Manhattan’s Shake Shack Puts the Local in the Burger

By Jordan H • January 4th, 2010

If you’ve been to Shake Shack then you know- the line around the block is worth it. but did you know they are expanding? Any successful restaurant is going to expand, and in the burger world, that typically means franchising and building the same restaurant model in each new location. For David Meyer and the Shake Shack, on the other hand, the expansion, while still going global, will stay localized and community-friendly.

Photo Credit: Scott Beale / Laughing SquidShake Shack prides itself and its premium burgers on being part of the community

Shake Shack prides itself and its premium burgers on being part of the community

The New York Times did a great feature on Danny Meyer’s sidewalk gourmet brainchild, and describes going into a Shake Shack as entering “a neighborhood-centered, urban-fantasy version of a burger roadhouse.”

Great visual, and the key take-away is neighborhood-centered. Serving hamburgers to Americans is nothing new- but the way Meyer and his partners do it and their plans to gently expand is.

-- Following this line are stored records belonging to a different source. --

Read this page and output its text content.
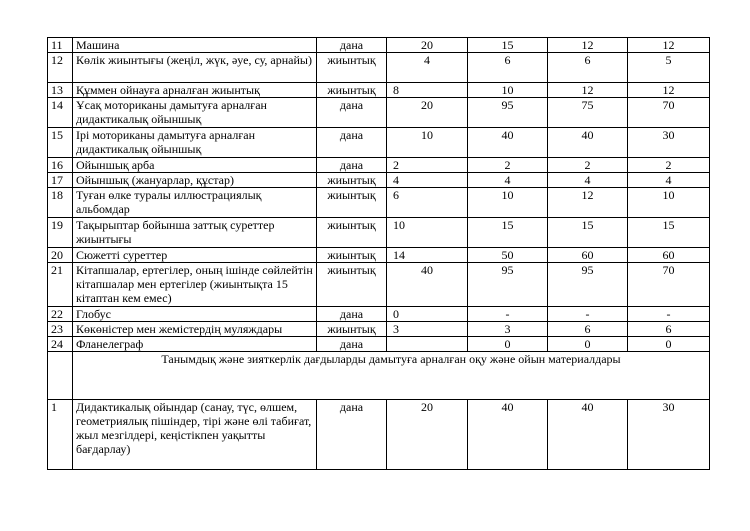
11	Машина	дана	20	15	12	12
12	Көлік жиынтығы (жеңіл, жүк, әуе, су, арнайы)	жиынтық	4	6	6	5
13	Құммен ойнауға арналған жиынтық	жиынтық	8	10	12	12
14	Ұсақ моториканы дамытуға арналған дидактикалық ойыншық	дана	20	95	75	70
15	Ірі моториканы дамытуға арналған дидактикалық ойыншық	дана	10	40	40	30
16	Ойыншық арба	дана	2	2	2	2
17	Ойыншық (жануарлар, құстар)	жиынтық	4	4	4	4
18	Туған өлке туралы иллюстрациялық альбомдар	жиынтық	6	10	12	10
19	Тақырыптар бойынша заттық суреттер жиынтығы	жиынтық	10	15	15	15
20	Сюжетті суреттер	жиынтық	14	50	60	60
21	Кітапшалар, ертегілер, оның ішінде сөйлейтін кітапшалар мен ертегілер (жиынтықта 15 кітаптан кем емес)	жиынтық	40	95	95	70
22	Глобус	дана	0	-	-	-
23	Көкөністер мен жемістердің муляждары	жиынтық	3	3	6	6
24	Фланелеграф	дана		0	0	0
	Танымдық және зияткерлік дағдыларды дамытуға арналған оқу және ойын материалдары					
1	Дидактикалық ойындар (санау, түс, өлшем, геометриялық пішіндер, тірі және өлі табиғат, жыл мезгілдері, кеңістікпен уақытты бағдарлау)	дана	20	40	40	30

Shake Shack Expansion Plans

Meyer’s expansion plans are purposefully calculated- they will not franchise- and focused on community and localization. His vision is for new Shake Shacks to become members of the communities and neighborhoods they are built in.

“We hope that each new Shake Shack can become both a citizen of, and mirror of, their communities,” he says.

After 6 years at their  flagship The Union Square Hospitality Group location and with a total of 3 New York City locations, they are only now are they pushing for expansion (after resisting countless expansion offers (including one for a reality TV show).

Contrast that with the 5 Guys Burgers and Fries that started franchising in 2003 and has 535 locations nationwide already- it’s obvious that Meyer wants to hold the brand and the vision close. It seems, in fact, that the slow pace is part of the vision.

David Swinghamer, Meyer’s longtime business partner who also handled the growth of Blue Smoke barbecue, says they are looking for maybe 20 non-franchised Shacks along the East coast in 5 years.

Shake Shack Customization

If you’ve been to their locations, you know they play off of their surroundings. The Shack on Columbus and 77th is customized to look like a sidewalk café as it is across from a museum, and the Flushing, Queens Shack sports the former Shea Stadium scoreboard skyline.

A Shake Shack pre-fab prototype runs around $1 million, and Manhattan will soon see new Shacks go up in at least 3 locations: Prince and Mulberry Streets this spring, another on the Upper East Side at East 86th Street near Lexington Avenue, and another in the theater district at 44th Street and Eighth Avenue.

Other locations include the ground floor of a Miami Beach building designed by the Pritzker Prize-winning Herzog & de Meuron and a Shack in Kuwait, to be managed by Alshaya, a local company that also manages Kuwait branches of brands like Starbucks, Dean & DeLuca and Le Pain Quotidien.

According to Swinghamer, “Our focus is not on how many you do. If we can’t do it right? We won’t do it.” Meyer adds that “we will grow as broadly as we can, without losing the quality, the hospitality, the community. And the sense of humor.”

They are taking pieces of the slow-food movement, the widening desire for fresh, organic food and the draw of the gourmet and wrapping them in localized, human experience. A fresh approach to the classic burger joint- now excuse me, I think it’s time for me to go get in line.